Les causes de l'excédent
Plusieurs facteurs expliquent cet excédent. La production nucléaire, historiquement élevée, a atteint 380 TWh en 2022, soit 85 % de la production totale. Par ailleurs, les énergies renouvelables, notamment l'éolien et le solaire, ont ajouté 40 TWh. La baisse de la consommation industrielle, due à la crise énergétique et aux efforts de sobriété, a réduit la demande de 5 % par rapport à 2019. « Nous avons une production qui dépasse régulièrement la consommation, surtout la nuit et le week-end », explique Xavier Piechaczyk, président de RTE.

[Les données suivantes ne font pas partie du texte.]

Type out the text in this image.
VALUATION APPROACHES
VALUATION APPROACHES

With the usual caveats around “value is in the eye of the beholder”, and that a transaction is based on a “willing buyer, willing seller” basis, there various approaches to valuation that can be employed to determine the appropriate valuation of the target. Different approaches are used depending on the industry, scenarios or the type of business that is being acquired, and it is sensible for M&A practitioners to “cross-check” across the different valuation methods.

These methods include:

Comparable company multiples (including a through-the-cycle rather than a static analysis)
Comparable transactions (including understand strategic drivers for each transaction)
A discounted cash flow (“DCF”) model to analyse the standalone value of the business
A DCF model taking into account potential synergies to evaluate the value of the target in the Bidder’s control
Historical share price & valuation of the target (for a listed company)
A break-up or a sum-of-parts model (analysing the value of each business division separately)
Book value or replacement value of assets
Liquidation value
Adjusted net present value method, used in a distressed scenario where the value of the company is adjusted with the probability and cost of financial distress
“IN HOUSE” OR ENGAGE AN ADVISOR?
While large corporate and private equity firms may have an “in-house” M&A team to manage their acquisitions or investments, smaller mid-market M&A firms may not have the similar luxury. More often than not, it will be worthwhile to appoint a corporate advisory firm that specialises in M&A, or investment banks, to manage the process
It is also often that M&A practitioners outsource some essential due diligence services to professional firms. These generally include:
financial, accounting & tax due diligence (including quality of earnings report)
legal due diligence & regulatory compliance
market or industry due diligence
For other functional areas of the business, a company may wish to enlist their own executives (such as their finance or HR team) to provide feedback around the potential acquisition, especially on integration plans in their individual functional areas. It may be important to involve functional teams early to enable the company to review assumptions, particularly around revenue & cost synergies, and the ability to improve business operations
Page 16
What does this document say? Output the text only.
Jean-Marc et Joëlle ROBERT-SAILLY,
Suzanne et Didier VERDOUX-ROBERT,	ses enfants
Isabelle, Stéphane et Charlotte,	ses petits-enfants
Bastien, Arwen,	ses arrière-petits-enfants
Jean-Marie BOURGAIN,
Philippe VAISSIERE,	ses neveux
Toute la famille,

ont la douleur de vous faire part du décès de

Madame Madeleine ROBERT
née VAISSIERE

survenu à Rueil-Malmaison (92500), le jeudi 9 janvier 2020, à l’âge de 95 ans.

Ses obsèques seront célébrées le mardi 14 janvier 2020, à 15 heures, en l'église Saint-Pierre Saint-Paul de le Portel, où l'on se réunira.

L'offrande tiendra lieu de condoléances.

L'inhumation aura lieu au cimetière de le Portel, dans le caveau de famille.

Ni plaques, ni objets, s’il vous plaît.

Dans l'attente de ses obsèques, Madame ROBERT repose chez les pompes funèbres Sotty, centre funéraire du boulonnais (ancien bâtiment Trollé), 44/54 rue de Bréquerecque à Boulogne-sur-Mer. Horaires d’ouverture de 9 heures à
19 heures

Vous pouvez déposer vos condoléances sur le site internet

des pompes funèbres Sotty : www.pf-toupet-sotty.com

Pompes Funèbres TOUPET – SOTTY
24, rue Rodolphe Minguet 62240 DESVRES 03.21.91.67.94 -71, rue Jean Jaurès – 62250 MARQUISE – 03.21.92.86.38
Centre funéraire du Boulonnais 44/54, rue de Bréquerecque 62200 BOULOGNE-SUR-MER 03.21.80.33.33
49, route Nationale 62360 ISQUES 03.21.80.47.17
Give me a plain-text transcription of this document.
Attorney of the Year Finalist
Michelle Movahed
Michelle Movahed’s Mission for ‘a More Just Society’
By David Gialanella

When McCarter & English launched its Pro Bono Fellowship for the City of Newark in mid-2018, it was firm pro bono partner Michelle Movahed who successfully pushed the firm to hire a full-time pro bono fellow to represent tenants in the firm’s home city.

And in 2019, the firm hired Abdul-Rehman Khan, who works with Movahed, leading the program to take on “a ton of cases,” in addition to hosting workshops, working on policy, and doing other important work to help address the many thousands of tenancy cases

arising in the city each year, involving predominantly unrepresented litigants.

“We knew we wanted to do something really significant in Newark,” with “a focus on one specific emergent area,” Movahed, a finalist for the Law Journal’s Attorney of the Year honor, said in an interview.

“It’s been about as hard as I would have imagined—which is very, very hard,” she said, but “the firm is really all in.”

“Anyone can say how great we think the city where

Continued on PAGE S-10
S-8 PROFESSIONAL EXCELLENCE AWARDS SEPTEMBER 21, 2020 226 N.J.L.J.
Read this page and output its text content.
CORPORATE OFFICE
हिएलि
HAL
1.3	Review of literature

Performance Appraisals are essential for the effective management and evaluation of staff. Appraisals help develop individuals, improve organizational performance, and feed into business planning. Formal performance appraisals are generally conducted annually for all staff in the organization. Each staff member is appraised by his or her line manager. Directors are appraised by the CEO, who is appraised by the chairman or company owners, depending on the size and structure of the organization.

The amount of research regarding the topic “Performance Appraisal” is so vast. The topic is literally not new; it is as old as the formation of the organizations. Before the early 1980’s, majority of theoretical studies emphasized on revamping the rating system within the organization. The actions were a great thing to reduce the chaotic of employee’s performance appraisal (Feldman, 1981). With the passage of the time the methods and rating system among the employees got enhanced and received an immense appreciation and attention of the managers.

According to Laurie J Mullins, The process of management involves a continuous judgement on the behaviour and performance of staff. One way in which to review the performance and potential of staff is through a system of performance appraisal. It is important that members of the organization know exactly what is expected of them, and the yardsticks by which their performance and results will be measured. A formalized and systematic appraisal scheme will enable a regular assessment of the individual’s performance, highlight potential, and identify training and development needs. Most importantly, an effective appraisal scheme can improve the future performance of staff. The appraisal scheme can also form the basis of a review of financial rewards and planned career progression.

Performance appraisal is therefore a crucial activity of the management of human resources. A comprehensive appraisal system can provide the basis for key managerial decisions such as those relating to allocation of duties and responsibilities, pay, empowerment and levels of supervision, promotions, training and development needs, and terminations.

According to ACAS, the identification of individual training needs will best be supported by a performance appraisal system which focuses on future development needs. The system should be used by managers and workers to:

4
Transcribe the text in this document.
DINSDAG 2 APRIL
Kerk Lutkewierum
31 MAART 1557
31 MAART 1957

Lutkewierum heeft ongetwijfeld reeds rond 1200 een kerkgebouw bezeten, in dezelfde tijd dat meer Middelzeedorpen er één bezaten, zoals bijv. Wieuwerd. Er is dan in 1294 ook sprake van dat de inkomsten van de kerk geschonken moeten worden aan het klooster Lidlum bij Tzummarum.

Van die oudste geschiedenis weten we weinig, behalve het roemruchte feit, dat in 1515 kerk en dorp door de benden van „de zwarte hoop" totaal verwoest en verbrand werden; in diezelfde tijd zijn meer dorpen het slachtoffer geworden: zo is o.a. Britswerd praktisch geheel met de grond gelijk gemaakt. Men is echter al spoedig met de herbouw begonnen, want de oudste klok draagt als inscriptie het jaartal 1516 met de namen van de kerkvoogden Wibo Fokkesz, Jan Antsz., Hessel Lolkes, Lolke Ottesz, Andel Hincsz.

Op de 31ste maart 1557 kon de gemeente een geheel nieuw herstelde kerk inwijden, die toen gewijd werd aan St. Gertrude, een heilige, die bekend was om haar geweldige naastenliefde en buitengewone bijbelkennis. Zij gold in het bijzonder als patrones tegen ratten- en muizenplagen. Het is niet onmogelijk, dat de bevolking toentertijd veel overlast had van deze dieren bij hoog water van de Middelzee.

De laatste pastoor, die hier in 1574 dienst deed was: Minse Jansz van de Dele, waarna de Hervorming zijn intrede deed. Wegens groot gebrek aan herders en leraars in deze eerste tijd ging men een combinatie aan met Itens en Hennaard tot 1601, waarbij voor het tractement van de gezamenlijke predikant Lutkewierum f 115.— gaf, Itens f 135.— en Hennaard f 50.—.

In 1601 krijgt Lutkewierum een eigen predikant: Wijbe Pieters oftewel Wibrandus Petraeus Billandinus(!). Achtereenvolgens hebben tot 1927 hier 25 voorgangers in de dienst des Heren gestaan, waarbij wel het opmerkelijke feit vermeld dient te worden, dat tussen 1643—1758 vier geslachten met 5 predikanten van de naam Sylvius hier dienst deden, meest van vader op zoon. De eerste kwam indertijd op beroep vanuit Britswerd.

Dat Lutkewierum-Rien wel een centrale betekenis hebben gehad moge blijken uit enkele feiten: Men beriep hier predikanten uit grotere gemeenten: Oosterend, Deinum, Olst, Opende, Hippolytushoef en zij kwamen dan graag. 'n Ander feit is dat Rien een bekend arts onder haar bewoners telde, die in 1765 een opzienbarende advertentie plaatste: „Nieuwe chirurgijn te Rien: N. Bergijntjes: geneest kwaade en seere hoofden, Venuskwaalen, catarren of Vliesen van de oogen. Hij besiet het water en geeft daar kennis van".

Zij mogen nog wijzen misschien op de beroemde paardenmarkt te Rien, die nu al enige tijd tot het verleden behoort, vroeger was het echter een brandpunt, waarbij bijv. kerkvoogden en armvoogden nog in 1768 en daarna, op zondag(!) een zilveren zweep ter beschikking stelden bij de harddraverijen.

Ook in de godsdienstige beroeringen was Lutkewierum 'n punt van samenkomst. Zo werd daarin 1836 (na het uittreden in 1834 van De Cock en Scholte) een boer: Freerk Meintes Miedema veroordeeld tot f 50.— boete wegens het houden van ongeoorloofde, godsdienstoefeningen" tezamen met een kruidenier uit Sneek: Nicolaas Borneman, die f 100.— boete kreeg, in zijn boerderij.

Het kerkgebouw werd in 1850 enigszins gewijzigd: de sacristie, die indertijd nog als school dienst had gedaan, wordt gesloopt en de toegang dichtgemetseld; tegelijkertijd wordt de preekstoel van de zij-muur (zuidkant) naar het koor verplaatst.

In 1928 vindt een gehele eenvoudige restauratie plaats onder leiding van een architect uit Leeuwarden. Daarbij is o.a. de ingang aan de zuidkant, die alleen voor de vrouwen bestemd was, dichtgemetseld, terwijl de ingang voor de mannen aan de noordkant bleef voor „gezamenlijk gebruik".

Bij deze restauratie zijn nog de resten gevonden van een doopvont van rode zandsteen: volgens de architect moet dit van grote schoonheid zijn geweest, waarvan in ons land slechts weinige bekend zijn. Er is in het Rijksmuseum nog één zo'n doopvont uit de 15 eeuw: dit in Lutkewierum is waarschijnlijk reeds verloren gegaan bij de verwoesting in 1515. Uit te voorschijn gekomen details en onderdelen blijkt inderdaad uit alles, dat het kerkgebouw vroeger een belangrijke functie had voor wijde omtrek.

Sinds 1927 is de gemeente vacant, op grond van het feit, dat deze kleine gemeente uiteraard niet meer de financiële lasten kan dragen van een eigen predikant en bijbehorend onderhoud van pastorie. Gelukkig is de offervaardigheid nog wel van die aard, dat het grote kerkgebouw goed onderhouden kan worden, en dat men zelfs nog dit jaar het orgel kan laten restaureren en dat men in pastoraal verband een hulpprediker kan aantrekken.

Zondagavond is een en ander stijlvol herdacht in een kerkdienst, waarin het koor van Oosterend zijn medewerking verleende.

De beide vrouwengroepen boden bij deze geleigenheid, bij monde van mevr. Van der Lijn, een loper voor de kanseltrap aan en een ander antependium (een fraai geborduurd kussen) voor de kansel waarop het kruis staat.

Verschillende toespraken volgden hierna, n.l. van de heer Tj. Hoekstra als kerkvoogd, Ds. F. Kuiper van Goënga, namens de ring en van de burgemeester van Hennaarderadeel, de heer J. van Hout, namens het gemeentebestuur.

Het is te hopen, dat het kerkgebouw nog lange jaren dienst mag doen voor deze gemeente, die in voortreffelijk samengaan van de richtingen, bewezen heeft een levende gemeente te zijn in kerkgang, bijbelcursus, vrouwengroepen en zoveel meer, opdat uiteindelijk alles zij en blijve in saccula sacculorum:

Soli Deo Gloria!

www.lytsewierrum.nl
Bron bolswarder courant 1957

Les conséquences pour le réseau
Les excédents posent un problème de stabilité du réseau. Pour éviter une surcharge, RTE doit parfois réduire la production des centrales nucléaires ou renouvelables. En 2022, 3 TWh d'électricité renouvelable ont été « écrêtés », c'est-à-dire non injectés sur le réseau. « C'est un gaspillage, mais nécessaire pour la sécurité du système », indique un porte-parole de RTE. Les exportations, bien que bénéfiques pour le commerce, ne suffisent pas à absorber tous les excédents, car les interconnexions avec les pays voisins ont une capacité limitée.
Les solutions envisagées
Pour mieux gérer les excédents, plusieurs pistes sont étudiées. Le développement du stockage, via des batteries ou l'hydrogène, permettrait de conserver l'électricité pour les périodes de forte demande. La flexibilité de la demande, avec des incitations pour les consommateurs à décaler leur consommation, est aussi encouragée. Enfin, RTE travaille sur le renforcement des interconnexions, notamment avec l'Allemagne et l'Italie, pour écouler les surplus. « Nous devons adapter notre système à une production de plus en plus variable et excédentaire », conclut Piechaczyk.